4.20.2003

Why Do Athiests Celebrate Easter, Christmas and other Religious Holidays
or, Why Are Athiests Forced into Celebrating Religious Holidays by Familial Obligation.

I'm kind of grumpy because I knew today was coming for a while and knew that my day was going to be hijacked by Easter. What is Easter anyway, why are there rabbits leaving chicken eggs hidden?

I don't know and I don't really care anymore. All I know is that I am being disempowered to do what I might like to with my day. Instead, we drive an hour, hang out for four or five hours and then drive another hour home. And that gets to be my Sunday.

I'm sure that I will enjoy myself when I get there, I'm sure that it will end up being fun (fun is a subjective term though). And irregardless, its not what I choose to do with my day but I am doing it out of a sense of obligation. I suppose that this earns me a future favor, some chit I can call in when I want to not do something like this.

Perhaps I should explain my position a little further and better.
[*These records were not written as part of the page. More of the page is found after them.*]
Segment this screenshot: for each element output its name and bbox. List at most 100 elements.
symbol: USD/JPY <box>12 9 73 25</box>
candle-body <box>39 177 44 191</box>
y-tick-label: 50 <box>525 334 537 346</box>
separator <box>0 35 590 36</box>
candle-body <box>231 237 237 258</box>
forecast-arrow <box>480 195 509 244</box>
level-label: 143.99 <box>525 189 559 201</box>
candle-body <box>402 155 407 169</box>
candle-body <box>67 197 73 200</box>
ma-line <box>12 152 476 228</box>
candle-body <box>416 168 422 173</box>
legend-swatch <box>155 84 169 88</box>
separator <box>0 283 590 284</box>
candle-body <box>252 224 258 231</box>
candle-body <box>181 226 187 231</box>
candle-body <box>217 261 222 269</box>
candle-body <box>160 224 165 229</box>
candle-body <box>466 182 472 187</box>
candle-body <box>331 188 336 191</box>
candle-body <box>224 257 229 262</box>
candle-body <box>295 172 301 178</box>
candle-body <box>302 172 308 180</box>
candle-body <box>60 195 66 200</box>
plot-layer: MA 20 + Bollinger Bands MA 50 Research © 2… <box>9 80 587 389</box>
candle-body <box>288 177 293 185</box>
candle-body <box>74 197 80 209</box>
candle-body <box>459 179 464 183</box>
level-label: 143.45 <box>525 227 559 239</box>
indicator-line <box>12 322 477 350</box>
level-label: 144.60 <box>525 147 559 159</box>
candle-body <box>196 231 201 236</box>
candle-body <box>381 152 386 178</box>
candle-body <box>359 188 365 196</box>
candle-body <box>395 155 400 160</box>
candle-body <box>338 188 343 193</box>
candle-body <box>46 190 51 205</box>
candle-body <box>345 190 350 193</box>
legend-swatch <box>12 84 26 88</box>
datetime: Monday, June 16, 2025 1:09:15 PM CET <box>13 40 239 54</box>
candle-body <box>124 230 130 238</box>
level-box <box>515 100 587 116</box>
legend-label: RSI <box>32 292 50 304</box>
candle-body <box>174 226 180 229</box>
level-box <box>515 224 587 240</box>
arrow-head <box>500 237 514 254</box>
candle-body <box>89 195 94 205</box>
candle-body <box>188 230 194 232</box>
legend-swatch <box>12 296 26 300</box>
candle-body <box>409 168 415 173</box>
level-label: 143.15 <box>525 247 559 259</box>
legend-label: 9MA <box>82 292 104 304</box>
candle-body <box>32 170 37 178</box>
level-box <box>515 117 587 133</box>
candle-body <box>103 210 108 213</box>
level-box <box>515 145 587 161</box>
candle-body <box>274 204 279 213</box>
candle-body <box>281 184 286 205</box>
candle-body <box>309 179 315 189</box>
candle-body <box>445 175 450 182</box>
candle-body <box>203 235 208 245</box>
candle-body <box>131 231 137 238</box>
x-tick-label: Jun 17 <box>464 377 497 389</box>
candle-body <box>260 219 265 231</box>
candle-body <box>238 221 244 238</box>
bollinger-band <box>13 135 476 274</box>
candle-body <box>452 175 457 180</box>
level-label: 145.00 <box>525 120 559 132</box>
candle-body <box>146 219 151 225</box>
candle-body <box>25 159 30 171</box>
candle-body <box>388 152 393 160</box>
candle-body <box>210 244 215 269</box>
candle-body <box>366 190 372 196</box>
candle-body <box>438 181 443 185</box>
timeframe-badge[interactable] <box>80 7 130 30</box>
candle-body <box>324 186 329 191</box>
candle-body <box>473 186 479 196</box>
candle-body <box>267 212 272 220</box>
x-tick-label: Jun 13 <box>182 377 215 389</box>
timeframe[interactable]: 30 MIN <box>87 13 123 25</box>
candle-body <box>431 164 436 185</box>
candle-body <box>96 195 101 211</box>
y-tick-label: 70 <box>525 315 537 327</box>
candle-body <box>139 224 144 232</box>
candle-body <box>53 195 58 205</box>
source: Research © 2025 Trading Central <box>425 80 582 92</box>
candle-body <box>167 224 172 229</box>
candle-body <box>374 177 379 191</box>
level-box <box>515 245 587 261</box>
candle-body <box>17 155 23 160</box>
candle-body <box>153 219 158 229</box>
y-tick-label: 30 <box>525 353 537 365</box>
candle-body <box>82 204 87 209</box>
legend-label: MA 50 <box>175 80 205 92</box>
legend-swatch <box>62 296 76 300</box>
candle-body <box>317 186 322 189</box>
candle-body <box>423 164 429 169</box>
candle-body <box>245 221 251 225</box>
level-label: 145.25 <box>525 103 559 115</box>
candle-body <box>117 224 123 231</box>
I hate holidays for the most part. With the exception of Thanksgiving and the Fourth of July (and, in Santa Cruz, October 9, the city celebration), yep, I hate them. Christmas? Hate it. Valentine's Day? Hate it with a passion. Halloween? Nah, can't hate any day when strangers give you candy and its alright.

Why do I hate most holidays? Because they aren't normal, they are highly stressful times that defeat self esteem, that tear apart families and that can create deep rifts, chasms between blood relations. Sure, the meal can be almost worth the insanity that leads up to it, almost but not quite.

Holidays are retail cash cows, artificially pumped up, hyped and over marketed until the populance is numbed into compliance. Stupified into conformity so that it all feels normal. Christmas the celebration of the birth of Jesus Christ? Um, no, Biblical scholars have figured out that Jesus was born in like May. So why December 25? Oh yeah, its a pagan holiday. How do you stamp out the competition? Usurp their days into your own.

Holidays are about guilt, they are about coercion, about obligation. If you don't buy a stupidly huge box of chocolates and just-for-that-week-over-priced roses, then you're a scumbag. Don't take on massive consumer debt to PROVE your love for your loved ones? Then you're dirt.

This is the destructive message delivered by holiday retail marketing messages. What's that? You didn't assume another financial burden to demonstrate your love for your __________ (insert your relation in here)? Why then, you should burn in hell you unloving jerkface.

Whatever, I do think I'm going to take my motorcycle and at least have some fun that way. Unless I'm not allowed to.